Chapitre 2

5 2 1
                                    

« Intuition. Cette faculté prodigieuse à saisir les indices les plus subtils, ceux que personne n'aperçoit.»

Phoebe tenait son petit poing en l'air, prête à frapper au bureau de Kristopher, quand la porte s'ouvrit sur une Jocelyn plus souriante que jamais. Phoebe se recula d'un pas sur le côté pour laisser passer sa collègue. Celle-ci lui adressa un clin d'œil et un sourire narquois en passant à côté d'elle. Suspecte, l'odeur de son déodorant exhalait sur son passage. Elle levait le menton, hautaine, en traversant le couloir pour se rendre jusqu'aux toilettes pour dames. La voix de Kristopher parvint à Phoebe depuis l'intérieur de la pièce, l'invitant à entrer. La jeune femme s'exécuta et ferma la porte derrière elle. L'homme était en train de boucler la ceinture de son pantalon, glissant les pans de sa chemise à l'intérieur. Phoebe s'approcha du fauteuil devant le bureau, tandis que Kristopher allumait un bâton d'encens. Rien de très discret, pensa Phoebe, gardant ses réflexions pour elle. Mais son regard en disait long et Kristopher lui sourit, amusé. Il l'invita à s'asseoir et vint lui-même s'asseoir, une fesse sur le bureau, devant Phoebe, la toisant de sa carrure impressionnante. Phoebe se prit à le détailler, comme hypnotisée. Il avait de longs cheveux blonds retenus en queue de cheval impeccable à l'arrière de son crâne, ses yeux bleus profonds vous transperçaient l'âme et son visage était trop parfait pour être sincère. Mais on lui donnait le bon dieu sans confession. Son charisme était indéniable et il obtenait toujours ce qu'il voulait. Phoebe cligna des paupières en percevant la voix de son patron.

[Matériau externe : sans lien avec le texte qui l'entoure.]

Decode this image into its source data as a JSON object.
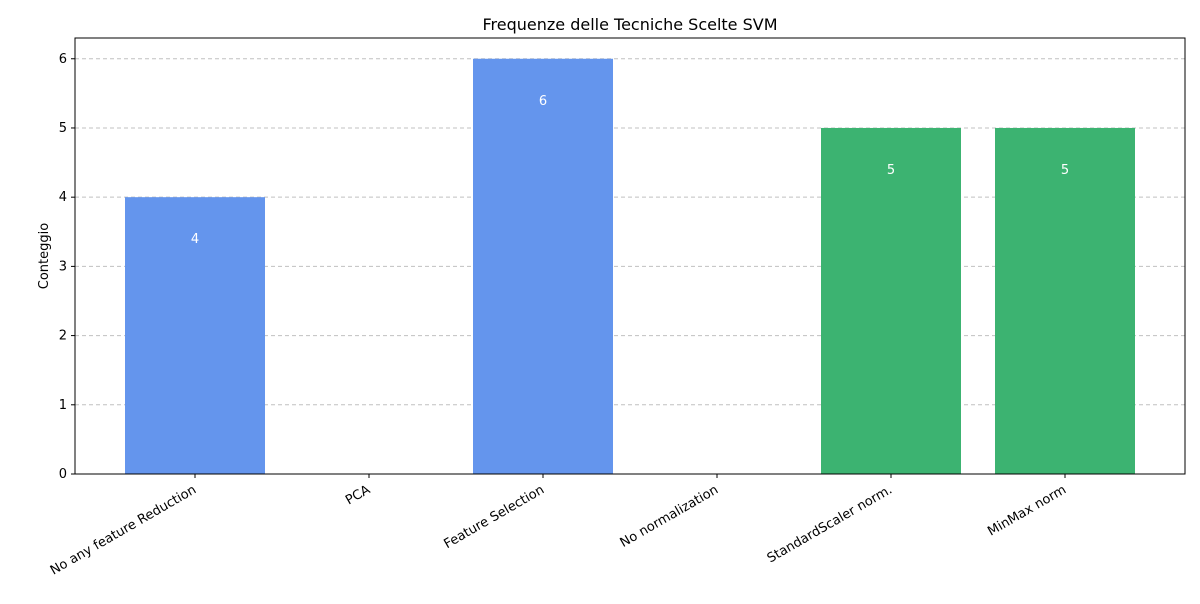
{
  "chart_data": {
    "type": "bar",
    "title": "Frequenze delle Tecniche Scelte SVM",
    "xlabel": "",
    "ylabel": "Conteggio",
    "categories": [
      "No any feature Reduction",
      "PCA",
      "Feature Selection",
      "No normalization",
      "StandardScaler norm.",
      "MinMax norm"
    ],
    "values": [
      4,
      0,
      6,
      0,
      5,
      5
    ],
    "bar_colors": [
      "#6495ED",
      "#6495ED",
      "#6495ED",
      "#3CB371",
      "#3CB371",
      "#3CB371"
    ],
    "data_labels": [
      "4",
      "",
      "6",
      "",
      "5",
      "5"
    ],
    "yticks": [
      0,
      1,
      2,
      3,
      4,
      5,
      6
    ],
    "ylim": [
      0,
      6.3
    ],
    "grid": "y-dashed",
    "label_color": "#ffffff",
    "grid_color": "#c0c0c0",
    "axis_color": "#000000"
  }
}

— Tu devrais y aller, ça te ferait du bien.

La jeune femme regarda son patron, sans trop savoir quoi répondre. Elle n'avait pas entendu le début et ne savait pas de quoi il s'agissait. Elle gardait ses mains sur ses cuisses, le dos bien droit, en bonne petite fille sage craignant de se faire gronder. Autrefois, elle avait les cheveux colorés, le plus souvent en noir et rouge, ou noir et violine, ou blond et noir, ou d'autres mélanges de sa composition. Elle arborait une coupe déstructurée de son fait, plus court d'un côté et derrière, une grande mèche lui barrant le visage qu'elle rejetait sans cesse vers l'arrière d'un coup de tête. Désormais, elle gardait ses cheveux fins et lisses en un carrés sage un peu long, jusqu'aux épaules et une couleur ton sur ton châtain clair, sa couleur naturelle. Les évènements de l'année dernière étaient encore trop ancrés en elle et elle avait perdu une partie de sa joie de vivre en tombant de l'escalier. Parfois, il lui semblait qu'elle chutait encore et encore...

— Phoebe ?

— Oui ? répondit-elle machinalement, reprenant contenance.

— Le séminaire, tu veux y aller ? C'est la semaine prochaine, une personne s'est désistée, il reste donc une place. Est-ce que je te la réserve ? Ça te ferait du bien, tu ne crois pas ?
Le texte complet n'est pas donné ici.